Mr Coffey said the decision set a “dangerous precedent” and called on the government to release the detailed justification for the change – something Agriculture Minister Julie Collins said was “not what is done usually”.
The US has had beef access into Australia since 2019, but the announcement on Thursday removes a key impediment, allowing beef sourced from cattle born in Canada or Mexico and legally imported and slaughtered in the US.
Mr Coffey, a Queensland beef producer, said there was lack of information to judge whether biosecurity and traceability measures were sufficient and an independent inquiry was justified. A similar inquiry was held after the decision to allow Thai prawns to be imported into Australia, he said.
The industry was “disappointed” that it had little warning of the decision. “If this is the benchmark for industry consultation, then it’s going to be a wild ride for the next few years,” he said.
West Australian beef producer and WA Farmers livestock president Geoff Pearson said mad cow disease had been detected in Canadian and Mexican beef processed in the US in the past.
“It’s game over if that gets into our cattle herd and our products – it closes down a very valuable industry,” Mr Pearson told The Australian. “It would be catastrophic.
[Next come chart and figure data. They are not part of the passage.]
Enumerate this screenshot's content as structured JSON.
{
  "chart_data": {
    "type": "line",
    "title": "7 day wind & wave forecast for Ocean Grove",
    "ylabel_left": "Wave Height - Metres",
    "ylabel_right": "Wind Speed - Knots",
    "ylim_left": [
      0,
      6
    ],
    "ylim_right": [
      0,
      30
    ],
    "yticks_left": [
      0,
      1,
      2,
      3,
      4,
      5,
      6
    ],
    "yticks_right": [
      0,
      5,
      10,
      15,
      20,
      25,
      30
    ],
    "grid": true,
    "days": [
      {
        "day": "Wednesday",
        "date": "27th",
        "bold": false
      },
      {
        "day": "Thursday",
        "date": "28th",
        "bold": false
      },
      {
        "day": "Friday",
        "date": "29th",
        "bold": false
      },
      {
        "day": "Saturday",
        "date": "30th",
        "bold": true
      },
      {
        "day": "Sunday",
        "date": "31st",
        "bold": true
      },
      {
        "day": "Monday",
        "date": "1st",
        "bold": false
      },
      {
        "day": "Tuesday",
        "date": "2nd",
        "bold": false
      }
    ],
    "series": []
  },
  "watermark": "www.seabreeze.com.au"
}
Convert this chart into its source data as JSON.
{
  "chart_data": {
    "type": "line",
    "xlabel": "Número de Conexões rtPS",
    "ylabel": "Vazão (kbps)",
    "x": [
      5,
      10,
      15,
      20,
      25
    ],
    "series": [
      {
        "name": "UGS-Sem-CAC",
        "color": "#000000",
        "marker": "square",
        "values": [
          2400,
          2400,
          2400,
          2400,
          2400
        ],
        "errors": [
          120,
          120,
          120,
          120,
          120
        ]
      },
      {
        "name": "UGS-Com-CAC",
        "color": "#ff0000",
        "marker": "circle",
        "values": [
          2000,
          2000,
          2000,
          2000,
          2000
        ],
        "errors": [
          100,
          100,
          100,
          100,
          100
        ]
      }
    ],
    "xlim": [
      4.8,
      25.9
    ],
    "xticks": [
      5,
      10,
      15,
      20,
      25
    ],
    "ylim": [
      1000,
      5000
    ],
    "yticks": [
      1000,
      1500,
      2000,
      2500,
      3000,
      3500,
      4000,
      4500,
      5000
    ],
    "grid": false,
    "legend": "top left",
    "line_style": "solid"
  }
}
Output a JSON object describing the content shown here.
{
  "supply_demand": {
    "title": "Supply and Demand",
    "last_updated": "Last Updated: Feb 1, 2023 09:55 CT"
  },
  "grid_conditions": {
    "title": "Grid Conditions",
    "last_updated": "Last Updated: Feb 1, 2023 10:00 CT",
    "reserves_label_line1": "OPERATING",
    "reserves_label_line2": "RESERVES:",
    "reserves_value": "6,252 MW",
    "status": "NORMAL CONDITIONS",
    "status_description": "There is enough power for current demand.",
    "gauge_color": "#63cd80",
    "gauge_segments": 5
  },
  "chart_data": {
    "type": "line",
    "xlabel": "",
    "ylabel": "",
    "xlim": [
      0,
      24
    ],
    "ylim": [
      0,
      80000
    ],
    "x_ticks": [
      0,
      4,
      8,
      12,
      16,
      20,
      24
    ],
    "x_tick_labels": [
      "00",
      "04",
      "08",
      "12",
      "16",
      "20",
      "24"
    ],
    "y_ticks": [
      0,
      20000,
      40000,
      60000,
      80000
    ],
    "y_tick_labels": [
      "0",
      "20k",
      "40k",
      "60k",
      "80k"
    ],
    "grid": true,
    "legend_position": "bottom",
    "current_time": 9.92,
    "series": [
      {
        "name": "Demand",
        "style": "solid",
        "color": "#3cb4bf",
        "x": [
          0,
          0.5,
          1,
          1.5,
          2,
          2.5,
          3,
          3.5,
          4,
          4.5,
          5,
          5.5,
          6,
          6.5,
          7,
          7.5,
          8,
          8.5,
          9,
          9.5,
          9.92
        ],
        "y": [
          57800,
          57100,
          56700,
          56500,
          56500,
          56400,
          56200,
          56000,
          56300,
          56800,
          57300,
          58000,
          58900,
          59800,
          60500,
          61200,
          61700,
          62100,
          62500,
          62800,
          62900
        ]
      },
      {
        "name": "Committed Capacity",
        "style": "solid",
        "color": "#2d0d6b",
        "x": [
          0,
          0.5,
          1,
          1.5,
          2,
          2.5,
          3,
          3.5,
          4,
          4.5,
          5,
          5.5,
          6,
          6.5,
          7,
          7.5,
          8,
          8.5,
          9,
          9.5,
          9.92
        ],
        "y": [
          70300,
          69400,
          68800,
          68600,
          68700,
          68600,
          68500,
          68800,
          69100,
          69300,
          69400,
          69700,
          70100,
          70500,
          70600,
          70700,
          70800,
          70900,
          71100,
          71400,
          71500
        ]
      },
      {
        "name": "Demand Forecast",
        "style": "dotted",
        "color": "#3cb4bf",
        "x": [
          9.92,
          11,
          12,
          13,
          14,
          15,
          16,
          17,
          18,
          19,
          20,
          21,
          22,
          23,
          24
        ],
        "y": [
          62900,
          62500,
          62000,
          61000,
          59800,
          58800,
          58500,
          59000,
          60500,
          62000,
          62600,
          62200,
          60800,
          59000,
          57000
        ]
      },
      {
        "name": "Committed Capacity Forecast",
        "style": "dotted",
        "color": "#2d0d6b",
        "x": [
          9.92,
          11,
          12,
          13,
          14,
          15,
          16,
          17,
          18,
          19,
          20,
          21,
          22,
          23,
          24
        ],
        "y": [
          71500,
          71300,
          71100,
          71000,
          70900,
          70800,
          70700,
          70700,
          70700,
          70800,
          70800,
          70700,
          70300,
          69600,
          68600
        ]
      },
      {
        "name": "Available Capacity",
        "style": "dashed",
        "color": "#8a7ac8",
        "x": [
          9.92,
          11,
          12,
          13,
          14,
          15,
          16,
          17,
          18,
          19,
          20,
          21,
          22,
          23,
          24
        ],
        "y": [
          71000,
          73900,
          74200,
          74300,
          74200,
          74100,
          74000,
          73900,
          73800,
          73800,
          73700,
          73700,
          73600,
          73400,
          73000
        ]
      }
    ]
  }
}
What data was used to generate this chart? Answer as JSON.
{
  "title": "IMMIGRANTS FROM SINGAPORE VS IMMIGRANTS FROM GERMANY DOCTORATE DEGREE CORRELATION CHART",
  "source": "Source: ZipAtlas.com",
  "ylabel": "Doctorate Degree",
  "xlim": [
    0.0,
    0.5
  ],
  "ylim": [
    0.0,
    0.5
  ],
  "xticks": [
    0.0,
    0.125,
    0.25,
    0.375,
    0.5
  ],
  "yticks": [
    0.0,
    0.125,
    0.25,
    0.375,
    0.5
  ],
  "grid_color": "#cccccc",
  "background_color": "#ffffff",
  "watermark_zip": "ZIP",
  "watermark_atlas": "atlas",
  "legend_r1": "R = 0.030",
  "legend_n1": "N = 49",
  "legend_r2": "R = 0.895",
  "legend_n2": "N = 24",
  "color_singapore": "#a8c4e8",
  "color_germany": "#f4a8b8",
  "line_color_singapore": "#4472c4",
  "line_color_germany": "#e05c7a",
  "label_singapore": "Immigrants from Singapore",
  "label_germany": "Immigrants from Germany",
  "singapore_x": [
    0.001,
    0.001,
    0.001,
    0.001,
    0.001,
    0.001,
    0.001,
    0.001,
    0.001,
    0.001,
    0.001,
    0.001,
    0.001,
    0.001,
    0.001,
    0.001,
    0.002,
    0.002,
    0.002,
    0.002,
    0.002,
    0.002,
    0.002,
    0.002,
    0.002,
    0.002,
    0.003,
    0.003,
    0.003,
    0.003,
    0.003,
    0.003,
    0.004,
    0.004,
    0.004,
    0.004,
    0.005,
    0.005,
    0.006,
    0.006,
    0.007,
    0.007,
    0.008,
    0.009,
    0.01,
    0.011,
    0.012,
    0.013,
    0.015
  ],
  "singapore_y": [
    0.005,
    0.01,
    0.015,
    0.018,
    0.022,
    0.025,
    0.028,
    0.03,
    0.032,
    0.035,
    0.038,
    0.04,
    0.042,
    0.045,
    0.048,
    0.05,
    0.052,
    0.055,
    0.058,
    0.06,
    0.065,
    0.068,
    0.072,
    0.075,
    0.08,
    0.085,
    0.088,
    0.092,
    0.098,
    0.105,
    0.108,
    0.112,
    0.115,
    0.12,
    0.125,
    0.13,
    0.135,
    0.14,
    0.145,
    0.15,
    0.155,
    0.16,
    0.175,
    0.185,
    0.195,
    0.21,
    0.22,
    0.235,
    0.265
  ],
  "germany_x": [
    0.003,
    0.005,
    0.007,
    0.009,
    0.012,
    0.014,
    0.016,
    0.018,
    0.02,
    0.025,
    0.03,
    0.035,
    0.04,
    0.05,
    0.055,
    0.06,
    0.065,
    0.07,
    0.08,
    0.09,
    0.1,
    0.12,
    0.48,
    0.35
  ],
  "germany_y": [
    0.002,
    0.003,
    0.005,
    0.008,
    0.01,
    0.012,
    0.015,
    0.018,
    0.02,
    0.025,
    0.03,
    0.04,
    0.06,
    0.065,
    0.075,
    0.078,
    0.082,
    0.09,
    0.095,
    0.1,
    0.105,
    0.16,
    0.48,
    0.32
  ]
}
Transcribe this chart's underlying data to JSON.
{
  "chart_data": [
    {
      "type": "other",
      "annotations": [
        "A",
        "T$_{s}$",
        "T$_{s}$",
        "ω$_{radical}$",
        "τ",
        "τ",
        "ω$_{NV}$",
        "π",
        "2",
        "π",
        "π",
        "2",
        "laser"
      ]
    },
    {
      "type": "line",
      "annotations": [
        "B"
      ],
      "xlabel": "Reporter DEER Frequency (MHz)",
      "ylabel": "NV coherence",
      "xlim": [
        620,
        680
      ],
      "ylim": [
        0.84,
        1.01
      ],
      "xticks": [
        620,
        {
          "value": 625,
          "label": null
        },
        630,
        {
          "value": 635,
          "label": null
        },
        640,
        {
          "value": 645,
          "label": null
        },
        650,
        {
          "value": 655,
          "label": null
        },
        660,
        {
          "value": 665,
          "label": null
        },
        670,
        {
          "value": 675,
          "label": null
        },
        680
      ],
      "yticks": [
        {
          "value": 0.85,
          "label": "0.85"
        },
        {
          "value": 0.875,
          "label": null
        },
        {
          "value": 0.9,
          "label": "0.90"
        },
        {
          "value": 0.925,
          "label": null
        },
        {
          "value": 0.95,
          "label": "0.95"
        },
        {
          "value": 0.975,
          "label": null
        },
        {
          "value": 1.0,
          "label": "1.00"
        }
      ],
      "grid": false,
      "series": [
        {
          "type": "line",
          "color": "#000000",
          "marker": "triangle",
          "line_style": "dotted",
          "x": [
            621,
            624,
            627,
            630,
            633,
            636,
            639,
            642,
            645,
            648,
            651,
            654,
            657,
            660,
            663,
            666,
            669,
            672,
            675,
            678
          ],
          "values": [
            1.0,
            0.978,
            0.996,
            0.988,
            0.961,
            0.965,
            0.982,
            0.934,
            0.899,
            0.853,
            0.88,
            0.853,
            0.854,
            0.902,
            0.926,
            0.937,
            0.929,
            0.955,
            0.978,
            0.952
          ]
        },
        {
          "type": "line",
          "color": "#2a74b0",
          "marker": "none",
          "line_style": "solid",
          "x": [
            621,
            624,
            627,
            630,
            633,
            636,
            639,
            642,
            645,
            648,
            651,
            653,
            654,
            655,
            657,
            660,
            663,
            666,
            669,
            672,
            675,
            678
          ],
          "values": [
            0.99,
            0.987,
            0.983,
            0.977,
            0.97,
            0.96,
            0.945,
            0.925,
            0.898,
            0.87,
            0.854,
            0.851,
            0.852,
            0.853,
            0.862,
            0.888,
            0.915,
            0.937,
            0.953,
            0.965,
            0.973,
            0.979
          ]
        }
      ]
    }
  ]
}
Having to burn herds of livestock is not pretty. You are potentially threatening the Australian beef and meat industry with a breach of biosecurity or outbreak for a market that is not necessary and that Australia doesn’t need.
“(The US) doesn’t have a robust system like ours for traceability (of product). We need to see the science and see they’ve fixed their traceability systems and their processing compliance … which didn’t meet regulations.”
Mr Pearson, who runs 15,000 Angus beef cattle near Badgingarra, about 200km north of Perth, questioned the motivation and timing of the announcement.
“Is it around the political side of things, with our Prime Minister meeting with Trump very soon?” he said. “Is it to smooth over the relationship? That’s concerning.”
US Agriculture Secretary Brooke Rollins added to these suspicions by claiming the decision as “yet another example of the kind of market access the President negotiates to bring America into a new golden age”.
In March, Mr Trump erroneously claimed Australia “bans” US beef. “They’re wonderful people, and wonderful everything — but they ban American beef,” he said.
Ms Collins said the decision followed a “rigorous”, five-year assessment by departmental officials, including in the US.
“We are assured the supply chain and the traceability and the safety of any food coming into Australia is safe,” she said.
“This is a decision based on science.”
She said government had been “keeping the industry informed the entire way”.